Rise in Canadian COVID-19 cases not second wave, but could accelerate it: epidemiologist

As students return to school, Canada's public health officials will be watching COVID-19 rates closely. Xiaoli Li with how epidemiologists say we are not in a second wave, though proceeding without caution could push us into one.

OTTAWA – Daily numbers of new COVID-19 cases in Canada have been on a slow trend upward as students return to schools.

Epidemiologists say the increase isn’t the second wave we’ve been dreading—but it could turn into the second wave if we’re not careful.

“This is concerning and I want to underscore that we cases occur, including in schools, it’s a reflection of what’s happening in the community,” said Canada’s top doctor Theresa Tam.

Most schools across Canada are back in session now, and there’s been several schools shut down and students sent home due to local outbreaks.

“This week I think it a really critical week—and next week. We’ll have some idea of what happens when you go back to school. So the next couple of weeks is two weeks of careful vigilance.”

Raywat Deonandan is an epidemiologist and says the rise in cases isn’t a great sign, but it’s not the explosive spike that we’d see if it was the second wave.

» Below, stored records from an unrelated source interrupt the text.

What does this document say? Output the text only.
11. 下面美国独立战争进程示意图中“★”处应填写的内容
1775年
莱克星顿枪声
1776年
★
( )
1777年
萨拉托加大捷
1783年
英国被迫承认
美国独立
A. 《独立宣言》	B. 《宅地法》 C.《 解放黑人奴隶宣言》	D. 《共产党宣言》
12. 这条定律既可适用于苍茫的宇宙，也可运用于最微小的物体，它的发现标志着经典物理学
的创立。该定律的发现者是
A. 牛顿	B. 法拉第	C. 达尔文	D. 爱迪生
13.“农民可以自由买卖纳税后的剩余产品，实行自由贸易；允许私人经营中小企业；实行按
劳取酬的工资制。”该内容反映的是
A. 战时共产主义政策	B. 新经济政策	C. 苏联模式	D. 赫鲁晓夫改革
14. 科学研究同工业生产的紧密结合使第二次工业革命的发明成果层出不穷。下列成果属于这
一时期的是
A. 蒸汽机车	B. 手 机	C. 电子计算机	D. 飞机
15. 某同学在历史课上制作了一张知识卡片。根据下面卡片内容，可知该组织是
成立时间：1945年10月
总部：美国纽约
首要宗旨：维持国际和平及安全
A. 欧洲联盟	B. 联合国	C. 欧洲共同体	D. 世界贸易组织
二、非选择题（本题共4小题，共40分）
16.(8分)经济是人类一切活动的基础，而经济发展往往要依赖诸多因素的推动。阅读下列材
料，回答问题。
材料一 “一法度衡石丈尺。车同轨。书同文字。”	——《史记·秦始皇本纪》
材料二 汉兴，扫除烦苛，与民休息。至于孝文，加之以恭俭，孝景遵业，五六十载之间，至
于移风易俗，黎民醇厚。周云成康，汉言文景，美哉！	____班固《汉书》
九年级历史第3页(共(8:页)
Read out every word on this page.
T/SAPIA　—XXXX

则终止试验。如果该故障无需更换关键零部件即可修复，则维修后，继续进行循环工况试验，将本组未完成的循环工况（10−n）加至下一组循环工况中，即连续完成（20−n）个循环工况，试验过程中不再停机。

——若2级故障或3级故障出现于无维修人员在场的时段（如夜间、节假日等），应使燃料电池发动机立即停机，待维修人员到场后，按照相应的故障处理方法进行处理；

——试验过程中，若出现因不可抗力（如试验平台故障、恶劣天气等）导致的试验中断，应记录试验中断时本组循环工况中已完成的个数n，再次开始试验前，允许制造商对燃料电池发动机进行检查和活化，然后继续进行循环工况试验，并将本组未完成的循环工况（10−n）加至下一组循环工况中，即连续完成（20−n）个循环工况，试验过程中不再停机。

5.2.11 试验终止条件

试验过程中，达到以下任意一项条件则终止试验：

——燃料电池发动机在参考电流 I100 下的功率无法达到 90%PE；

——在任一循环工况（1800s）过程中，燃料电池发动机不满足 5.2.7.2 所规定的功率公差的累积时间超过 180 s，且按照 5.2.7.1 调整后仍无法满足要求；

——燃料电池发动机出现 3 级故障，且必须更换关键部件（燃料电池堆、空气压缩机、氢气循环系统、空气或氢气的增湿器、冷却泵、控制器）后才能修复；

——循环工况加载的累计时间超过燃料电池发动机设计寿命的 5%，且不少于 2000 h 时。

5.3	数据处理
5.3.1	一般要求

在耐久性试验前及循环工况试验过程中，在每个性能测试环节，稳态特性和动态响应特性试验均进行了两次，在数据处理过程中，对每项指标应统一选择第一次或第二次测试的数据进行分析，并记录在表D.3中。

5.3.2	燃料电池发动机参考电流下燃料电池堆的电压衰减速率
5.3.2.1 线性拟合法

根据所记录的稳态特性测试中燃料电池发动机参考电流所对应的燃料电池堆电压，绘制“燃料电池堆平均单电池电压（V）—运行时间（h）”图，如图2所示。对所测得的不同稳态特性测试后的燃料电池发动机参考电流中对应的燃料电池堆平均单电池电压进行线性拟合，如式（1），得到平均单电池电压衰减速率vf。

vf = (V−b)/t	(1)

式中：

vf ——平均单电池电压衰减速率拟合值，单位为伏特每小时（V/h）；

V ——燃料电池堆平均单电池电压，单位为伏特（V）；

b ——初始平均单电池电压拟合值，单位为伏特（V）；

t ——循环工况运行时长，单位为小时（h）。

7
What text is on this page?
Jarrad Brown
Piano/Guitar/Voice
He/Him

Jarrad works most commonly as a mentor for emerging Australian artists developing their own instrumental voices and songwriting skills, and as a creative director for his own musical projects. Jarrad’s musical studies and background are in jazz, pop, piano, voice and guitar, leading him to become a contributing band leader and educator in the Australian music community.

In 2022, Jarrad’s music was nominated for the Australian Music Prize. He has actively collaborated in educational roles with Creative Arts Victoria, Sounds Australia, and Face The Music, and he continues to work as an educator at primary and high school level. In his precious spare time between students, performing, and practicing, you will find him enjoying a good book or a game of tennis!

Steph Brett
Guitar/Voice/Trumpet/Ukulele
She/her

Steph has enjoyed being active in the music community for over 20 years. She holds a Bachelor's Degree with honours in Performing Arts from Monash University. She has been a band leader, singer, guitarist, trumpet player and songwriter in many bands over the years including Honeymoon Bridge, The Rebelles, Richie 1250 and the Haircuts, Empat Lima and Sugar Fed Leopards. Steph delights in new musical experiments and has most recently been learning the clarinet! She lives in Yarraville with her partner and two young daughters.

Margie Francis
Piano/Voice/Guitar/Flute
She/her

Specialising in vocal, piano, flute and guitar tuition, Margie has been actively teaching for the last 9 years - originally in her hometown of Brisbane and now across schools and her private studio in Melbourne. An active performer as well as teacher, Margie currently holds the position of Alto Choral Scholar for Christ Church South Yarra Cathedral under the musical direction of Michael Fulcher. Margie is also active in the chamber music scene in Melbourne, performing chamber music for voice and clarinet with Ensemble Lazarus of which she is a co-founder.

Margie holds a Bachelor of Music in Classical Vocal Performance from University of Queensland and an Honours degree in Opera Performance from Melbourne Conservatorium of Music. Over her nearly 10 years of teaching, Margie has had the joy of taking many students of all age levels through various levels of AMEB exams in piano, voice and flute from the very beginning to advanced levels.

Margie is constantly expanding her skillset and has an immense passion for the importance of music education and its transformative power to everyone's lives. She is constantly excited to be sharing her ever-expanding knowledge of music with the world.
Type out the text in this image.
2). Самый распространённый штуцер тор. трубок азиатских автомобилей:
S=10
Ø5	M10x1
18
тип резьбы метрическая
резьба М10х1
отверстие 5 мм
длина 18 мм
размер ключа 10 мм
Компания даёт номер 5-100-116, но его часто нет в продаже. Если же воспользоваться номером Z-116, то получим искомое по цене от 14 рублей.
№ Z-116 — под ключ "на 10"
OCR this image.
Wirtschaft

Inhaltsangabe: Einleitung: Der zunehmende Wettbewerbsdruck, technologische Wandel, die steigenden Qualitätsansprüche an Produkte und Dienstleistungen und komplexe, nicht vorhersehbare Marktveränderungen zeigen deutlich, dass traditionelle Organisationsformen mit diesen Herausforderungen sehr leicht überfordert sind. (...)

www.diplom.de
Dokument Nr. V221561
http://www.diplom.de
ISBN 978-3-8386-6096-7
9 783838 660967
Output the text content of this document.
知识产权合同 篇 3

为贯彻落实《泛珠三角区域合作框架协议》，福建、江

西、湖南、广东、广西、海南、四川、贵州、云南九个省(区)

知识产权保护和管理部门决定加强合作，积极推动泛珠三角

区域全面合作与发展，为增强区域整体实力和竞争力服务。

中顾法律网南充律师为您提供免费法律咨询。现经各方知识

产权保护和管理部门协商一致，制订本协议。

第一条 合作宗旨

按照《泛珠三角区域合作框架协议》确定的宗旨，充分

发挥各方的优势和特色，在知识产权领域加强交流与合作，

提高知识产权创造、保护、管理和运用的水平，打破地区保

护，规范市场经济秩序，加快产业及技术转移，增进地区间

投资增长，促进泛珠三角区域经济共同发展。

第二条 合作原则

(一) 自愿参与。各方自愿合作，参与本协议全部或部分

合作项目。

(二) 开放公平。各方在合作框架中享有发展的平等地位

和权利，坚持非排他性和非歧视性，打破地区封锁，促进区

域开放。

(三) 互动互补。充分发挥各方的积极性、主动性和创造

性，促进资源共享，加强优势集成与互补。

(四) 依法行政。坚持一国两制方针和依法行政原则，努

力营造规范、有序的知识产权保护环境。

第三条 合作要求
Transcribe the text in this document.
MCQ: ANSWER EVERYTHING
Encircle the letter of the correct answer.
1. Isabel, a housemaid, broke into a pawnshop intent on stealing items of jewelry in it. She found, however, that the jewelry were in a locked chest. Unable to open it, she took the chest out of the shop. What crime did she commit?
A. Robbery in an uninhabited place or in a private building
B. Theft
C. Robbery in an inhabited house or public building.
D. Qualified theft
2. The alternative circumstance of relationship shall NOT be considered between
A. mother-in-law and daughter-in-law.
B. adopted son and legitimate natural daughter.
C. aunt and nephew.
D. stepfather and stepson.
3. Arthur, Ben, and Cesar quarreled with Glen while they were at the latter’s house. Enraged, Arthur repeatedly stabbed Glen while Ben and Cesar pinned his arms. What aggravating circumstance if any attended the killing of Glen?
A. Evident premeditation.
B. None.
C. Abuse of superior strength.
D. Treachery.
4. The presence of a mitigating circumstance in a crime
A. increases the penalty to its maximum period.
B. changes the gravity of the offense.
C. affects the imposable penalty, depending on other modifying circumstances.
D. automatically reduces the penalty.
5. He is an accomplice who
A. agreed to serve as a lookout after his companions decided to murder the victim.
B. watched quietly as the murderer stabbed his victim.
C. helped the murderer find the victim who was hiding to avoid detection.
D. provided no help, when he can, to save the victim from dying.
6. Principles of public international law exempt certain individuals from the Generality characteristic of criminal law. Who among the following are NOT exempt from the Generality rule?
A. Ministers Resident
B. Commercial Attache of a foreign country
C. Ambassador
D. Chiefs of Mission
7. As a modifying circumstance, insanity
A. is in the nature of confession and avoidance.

“We have a few things going on simultaneously: we have a rise in numbers, we have colder weather, we have the cold and flu season starting, and we have schools opening up. We’ve got a lot going on,” said Deonandan.

He says students going back to school represent another risk, but he notes that there isn’t really a precedent for safely reopening schools in a pandemic.

“Harvard has some metric for establishing if a school is opening safely. This includes an incident rate of no more than 25 cases per 100,000 people,” he said.

He says the Canadian average is below that threshold, but some Canadian cities are well above that cap, including Calgary, Chestermere, Edmonton, Brandon, and the Vancouver area. There’s a handful of other Canadian cities approaching that 25-case cut-off.

“If we meet or exceed that threshold then that’s the time for worry. That’s the time when we need to consider if our growth rate is explosive or not.”

Deonandan says there are four key goals in reopening schools: stopping COVID-19 transmission in the community, stop community cases from getting into schools, stopping in-school spread, and finally stopping the infected schools from reinfecting the community.

Schools in the U.S. began to open last month and while Canada and the states have taken very different approaches to managing the pandemic, Deonandan says there’s still a lot that Canada can learn.

“(The U.S.) has not been particularly strong across the board. They have failed at every level of that opening process. We can learn a lot, especially on that first one—keeping it out of the community. That way it can’t get into schools.”

While we’re already seeing some new on school infections and shutdowns, Deonandan says there’s a lag of bout two weeks before a good amount of data comes out and before we’ll be able to see how successful the reopening process has been.